Phantomflug nach Shanghai

Zehn Flugstunden von Frankfurt entfernt liegt sie, das ins Überdimensionale expandierende
Shanghai. Wer nach Pyöngyang will, sollte eigentlich über Peking einreisen, da aber die Chinesen jeder eigen städtebaulichen Tradition das Herz und die Seele nehmen und dies durch Wolkenkratzer-Cities ersetzten, versuchte ich auf die chinesischen Hauptstadt und reise stattdessen über Shanghai ein. Die Stadt kenne ich nicht und ein Wochenende ist sie allemal werte. Alternativ hätte ich auch über Moskau kommen können, doch den dann anschließenden Flug mit einer nordkoreanischen Klapperkiste a la Iliuschin oder Tupolev quer über Sibirien ins Reich der Kims muss ich dann auch nicht haben.

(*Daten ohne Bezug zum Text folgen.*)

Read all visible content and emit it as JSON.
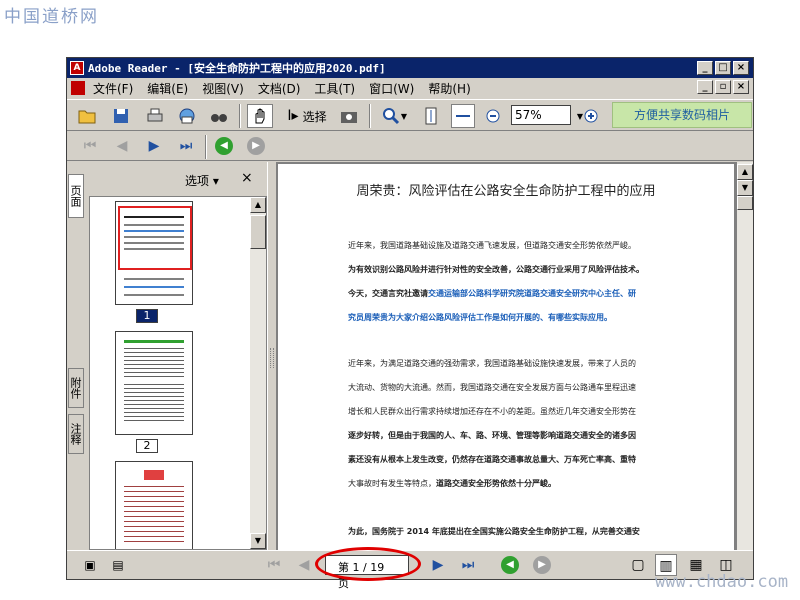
{
  "watermark": {
    "top": "中国道桥网",
    "bottom": "www.chdao.com"
  },
  "window": {
    "title": "Adobe Reader - [安全生命防护工程中的应用2020.pdf]",
    "controls": [
      "_",
      "□",
      "×"
    ]
  },
  "menu": [
    "文件(F)",
    "编辑(E)",
    "视图(V)",
    "文档(D)",
    "工具(T)",
    "窗口(W)",
    "帮助(H)"
  ],
  "toolbar": {
    "select_label": "选择",
    "zoom_value": "57%",
    "share_label": "方便共享数码相片"
  },
  "pane": {
    "tabs": [
      "页面",
      "附件",
      "注释"
    ],
    "options_label": "选项 ▾",
    "close_label": "×",
    "pages": [
      "1",
      "2"
    ]
  },
  "document": {
    "title": "周荣贵：风险评估在公路安全生命防护工程中的应用",
    "p1_l1": "近年来，我国道路基础设施及道路交通飞速发展，但道路交通安全形势依然严峻。",
    "p1_l2": "为有效识别公路风险并进行针对性的安全改善，公路交通行业采用了风险评估技术。",
    "p1_l3_a": "今天，交通言究社邀请",
    "p1_l3_b": "交通运输部公路科学研究院道路交通安全研究中心主任、研",
    "p1_l4": "究员周荣贵为大家介绍公路风险评估工作是如何开展的、有哪些实际应用。",
    "p2_l1": "近年来，为满足道路交通的强劲需求，我国道路基础设施快速发展，带来了人员的",
    "p2_l2": "大流动、货物的大流通。然而，我国道路交通在安全发展方面与公路通车里程迅速",
    "p2_l3": "增长和人民群众出行需求持续增加还存在不小的差距。虽然近几年交通安全形势在",
    "p2_l4": "逐步好转，但是由于我国的人、车、路、环境、管理等影响道路交通安全的诸多因",
    "p2_l5": "素还没有从根本上发生改变，仍然存在道路交通事故总量大、万车死亡率高、重特",
    "p2_l6_a": "大事故时有发生等特点，",
    "p2_l6_b": "道路交通安全形势依然十分严峻。",
    "p3_l1": "为此，国务院于 2014 年底提出在全国实施公路安全生命防护工程，从完善交通安"
  },
  "status": {
    "page_indicator": "第 1 / 19 页"
  }
}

Shanghai expandiert in erschreckendem Tempo in alle Richtungen. Nach oben und in die Breite. Das ganze ist eine riesengroße Spielwiese für Architekten, Ingenieure, Städteplaner uns so weiter. Vom historischen Shanghai findet man nur noch Fetzen.

Aber alles der Reihe nach. An den Flug kann ich mich gar nicht mehr erinnern, der A380 schnurrt wie ein Kätzchen die über 7000 Kilometer. Nur beim Einchecken hatte ich Probleme, die Mitarbeiterin der Lufthansa meinte, mich gäbe es gar nicht. Hatte beim Online-Check-In bei meinem Geburtsdatum den 25. Mai 2015 eingegeben – den Ablauftag des China-Visums. Da aber auch Phantome mitfliegen dürfen, konnte es losgehen.

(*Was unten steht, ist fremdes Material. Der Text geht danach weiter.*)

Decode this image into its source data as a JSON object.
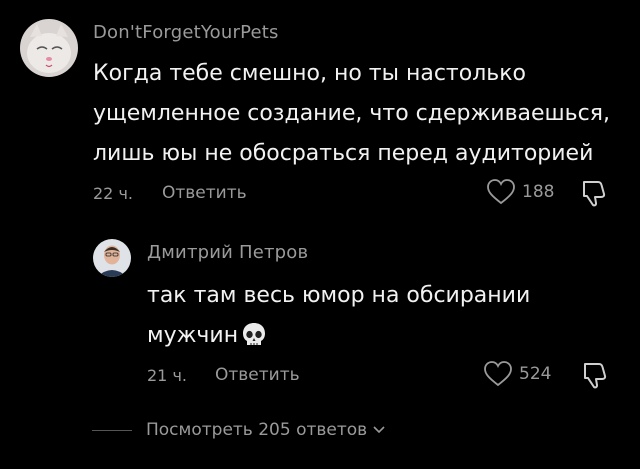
{
  "comments": [
    {
      "username": "Don'tForgetYourPets",
      "lines": [
        "Когда тебе смешно, но ты настолько",
        "ущемленное создание, что сдерживаешься,",
        "лишь юы не обосраться перед аудиторией"
      ],
      "time": "22 ч.",
      "reply_label": "Ответить",
      "likes": "188",
      "avatar_icon": "cat-avatar"
    },
    {
      "username": "Дмитрий Петров",
      "lines": [
        "так там весь юмор на обсирании",
        "мужчин"
      ],
      "emoji": "skull-emoji",
      "time": "21 ч.",
      "reply_label": "Ответить",
      "likes": "524",
      "avatar_icon": "man-avatar"
    }
  ],
  "view_replies_label": "Посмотреть 205 ответов",
  "colors": {
    "background": "#000000",
    "muted": "#9a9a9a",
    "text": "#f2f2f2"
  }
}
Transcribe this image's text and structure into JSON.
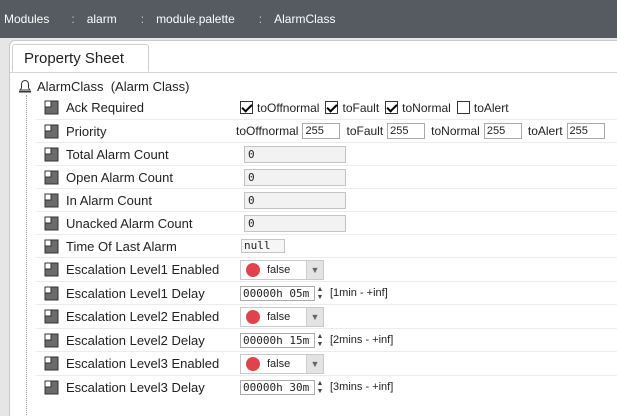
{
  "breadcrumbs": [
    {
      "label": "Modules"
    },
    {
      "label": "alarm"
    },
    {
      "label": "module.palette"
    },
    {
      "label": "AlarmClass"
    }
  ],
  "tab": {
    "label": "Property Sheet"
  },
  "root": {
    "name": "AlarmClass",
    "type": "(Alarm Class)"
  },
  "properties": {
    "ack_required": {
      "label": "Ack Required",
      "options": [
        {
          "label": "toOffnormal",
          "checked": true
        },
        {
          "label": "toFault",
          "checked": true
        },
        {
          "label": "toNormal",
          "checked": true
        },
        {
          "label": "toAlert",
          "checked": false
        }
      ]
    },
    "priority": {
      "label": "Priority",
      "fields": [
        {
          "label": "toOffnormal",
          "value": "255"
        },
        {
          "label": "toFault",
          "value": "255"
        },
        {
          "label": "toNormal",
          "value": "255"
        },
        {
          "label": "toAlert",
          "value": "255"
        }
      ]
    },
    "total_alarm_count": {
      "label": "Total Alarm Count",
      "value": "0"
    },
    "open_alarm_count": {
      "label": "Open Alarm Count",
      "value": "0"
    },
    "in_alarm_count": {
      "label": "In Alarm Count",
      "value": "0"
    },
    "unacked_alarm_count": {
      "label": "Unacked Alarm Count",
      "value": "0"
    },
    "time_of_last_alarm": {
      "label": "Time Of Last Alarm",
      "value": "null"
    },
    "escalation_level1_enabled": {
      "label": "Escalation Level1 Enabled",
      "value": "false"
    },
    "escalation_level1_delay": {
      "label": "Escalation Level1 Delay",
      "value": "00000h 05m",
      "range": "[1min - +inf]"
    },
    "escalation_level2_enabled": {
      "label": "Escalation Level2 Enabled",
      "value": "false"
    },
    "escalation_level2_delay": {
      "label": "Escalation Level2 Delay",
      "value": "00000h 15m",
      "range": "[2mins - +inf]"
    },
    "escalation_level3_enabled": {
      "label": "Escalation Level3 Enabled",
      "value": "false"
    },
    "escalation_level3_delay": {
      "label": "Escalation Level3 Delay",
      "value": "00000h 30m",
      "range": "[3mins - +inf]"
    }
  },
  "colors": {
    "topbar": "#555b61",
    "false_dot": "#e0434d"
  },
  "icons": {
    "root": "bell-icon",
    "property": "property-slot-icon",
    "dropdown": "chevron-down-icon",
    "spinner": "spinner-arrows-icon"
  }
}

Flughafen Shanghai – unzählige Taxi-Schlepper versuchen mich als Kunden zu werben. Sogar seriös aussehende Agencies erklären mir professionell, warum das Gefährt in die Innenstadt ganze 80 Euro kosten soll. Und selbst bei eisernem Kopfschütteln wird’s nicht billiger. Immerhin gibt es hier sowohl eine Magnetschwebebahn, die aber nur die halbe Strecke bedient und eine U-Bahn, die angeblich zwei Stunden braucht. Ich versuche es mit der U-Bahn für einen Euro, allerdings nimmt der Automat keine Scheine und am Schalter kann man keine Tickets kaufen. Eigentlich war ich davon ausgegangen, dass in Shanghai t ein bisschen englisch gesprochen wird. Aber das konnte ich gleich haken.

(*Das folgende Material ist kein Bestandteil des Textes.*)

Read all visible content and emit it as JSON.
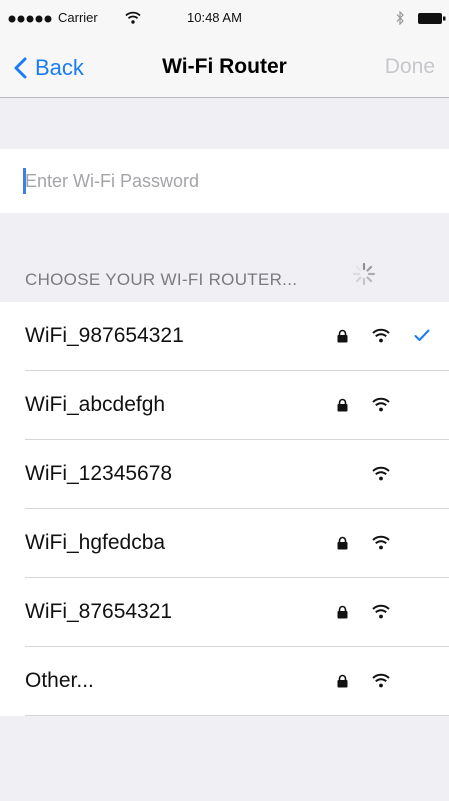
{
  "status_bar": {
    "carrier": "Carrier",
    "time": "10:48 AM",
    "signal_icon": "signal-dots-icon",
    "wifi_icon": "wifi-icon",
    "bluetooth_icon": "bluetooth-icon",
    "battery_icon": "battery-icon"
  },
  "nav": {
    "back_label": "Back",
    "title": "Wi-Fi Router",
    "done_label": "Done"
  },
  "password": {
    "placeholder": "Enter Wi-Fi Password",
    "value": ""
  },
  "section": {
    "header": "CHOOSE YOUR WI-FI ROUTER..."
  },
  "networks": [
    {
      "name": "WiFi_987654321",
      "locked": true,
      "selected": true
    },
    {
      "name": "WiFi_abcdefgh",
      "locked": true,
      "selected": false
    },
    {
      "name": "WiFi_12345678",
      "locked": false,
      "selected": false
    },
    {
      "name": "WiFi_hgfedcba",
      "locked": true,
      "selected": false
    },
    {
      "name": "WiFi_87654321",
      "locked": true,
      "selected": false
    },
    {
      "name": "Other...",
      "locked": true,
      "selected": false
    }
  ],
  "colors": {
    "accent": "#1a7cf6",
    "disabled": "#c7c7cc",
    "background": "#efeff4"
  }
}
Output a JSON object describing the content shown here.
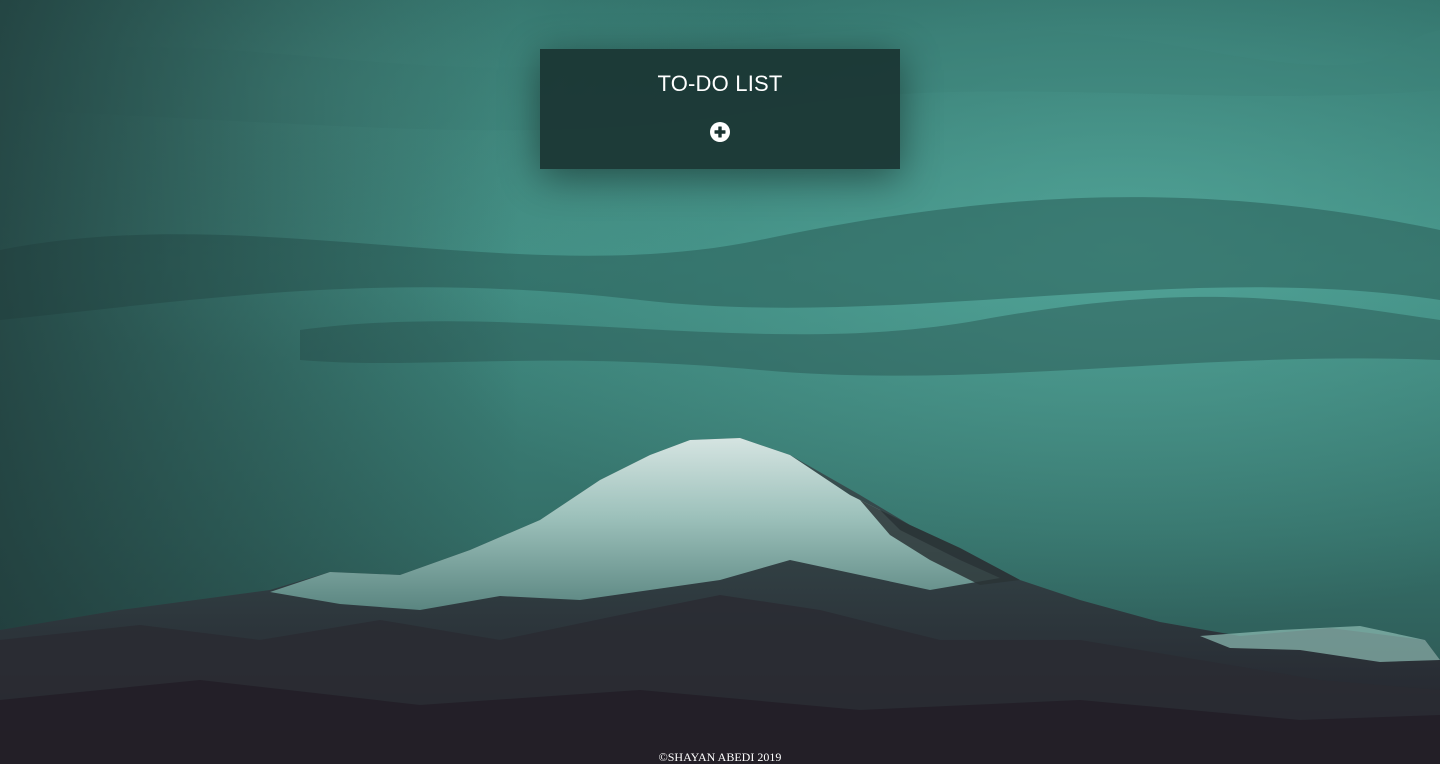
{
  "todo": {
    "title": "TO-DO LIST",
    "add_icon": "plus-circle-icon"
  },
  "footer": {
    "copyright": "©SHAYAN ABEDI 2019"
  },
  "colors": {
    "card_background": "#1a3432",
    "text": "#ffffff",
    "sky_accent": "#4fa89c"
  }
}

Da ich also keinem der herum eilenden Chinesen klar machen kann, dass sich Geld wechseln möchte, entscheide ich mich für die Schwebebahnvariante mit anschließendem Umsteigen in die U-Bahn. Mit Tempo 300 geht’s nun weiter, doch es fühlt sich an, als gondele eine S-Bahn von Bruchenbrücken nach Nieder-Wöllstadt.

Es dämmert und die nun beleuchtete Szenerie wird immer imposanter. Ich stehe am Bund, einer Uferpromenade, die mit ihrem Kolonialstil an den europäischen Baustil des 19. Jahrhunderts erinnert und blicke über den Huangpu Fluss. Diese Reihe Gebäude aus Shanghais Vergangenheit wird wohl als einziges Viertel mit geschichtlichem Hintergrund im Stadtbild verbleiben. Immerhin.

Gegenüber Little Manhattan. Und das heißt hier Pudong. Der Finanzdistrikt besticht durch mehr oder weniger gewagte Hochhausarchitekturen mit megagroßen Werbedisplays. Daneben die bunt flackernden Kugeln des Fernsehturms oder die mit Lichterketten geschmückten Touristenschiffe. Sie bringen etwas Lebendigkeit und Farbe in die Stadt. Man geht hier gerne spazieren, auch wenn irgendwie die einladende Atmosphäre einer netten Gaststätte fehlt.

Doch der Genuss der lichterfrohen Aussicht ist begrenzt. Exakt um 23 Uhr erlischt der Glanz der historischen Kolonialhäuser und eine Stunde später steht auch der Fernsehturm im Dunkeln. Also mache ich mich in die Innenstadt und damit auf die Suche nach einer Kneipe. Im Reiseführer finden sich in der 15 Millionen-Stadt immerhin zwei Adressen. Macht dann eine für jeden Abend.

P.S. Als ich dann irgendwann und ohne fremde Hilfe das dortige Brauhaus erreichte, sank der Spaßfaktor allerdings rapide gehen Null. Ein Bier 8 Euro. Na denn mal Prost. Lg an H1.